Why are (1) and (2) addresses different ? That is , why some other address
is getting printed in (1) whereas the debugger stops at some other location ?
When a function is called, the calling function does a bit of stuff, and then issues a call instruction pointing to the function being called.
The callee then does a lot of boilerplate of their own - saving registers, shifting the stack pointer to allocate space for stack variables, etc.
When you ask gdb to break at the start of a function, it breaks after that boilerplate, at the start of your actual code - so the address of the function is going to be earlier than the point at which gdb breaks.

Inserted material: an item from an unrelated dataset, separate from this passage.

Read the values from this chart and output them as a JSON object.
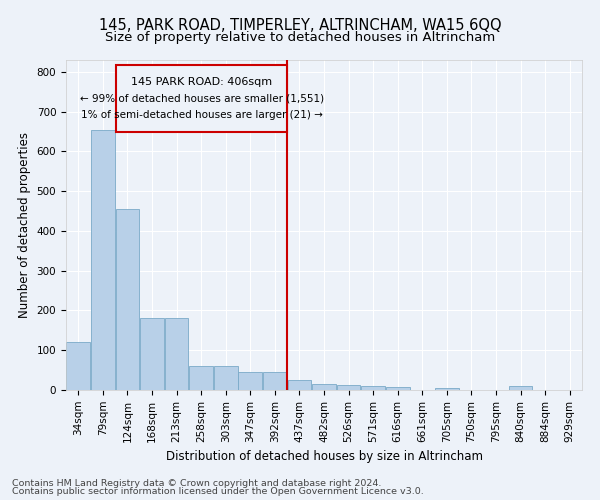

"The address of main" is indeed 0x08048368 -- the address of source line 5, where the breakpoint was set, is just after the standard start-of-function boilerplate, just before the code prepping printf's argument and calling it (so that a n will execute that printf-call statement, for example).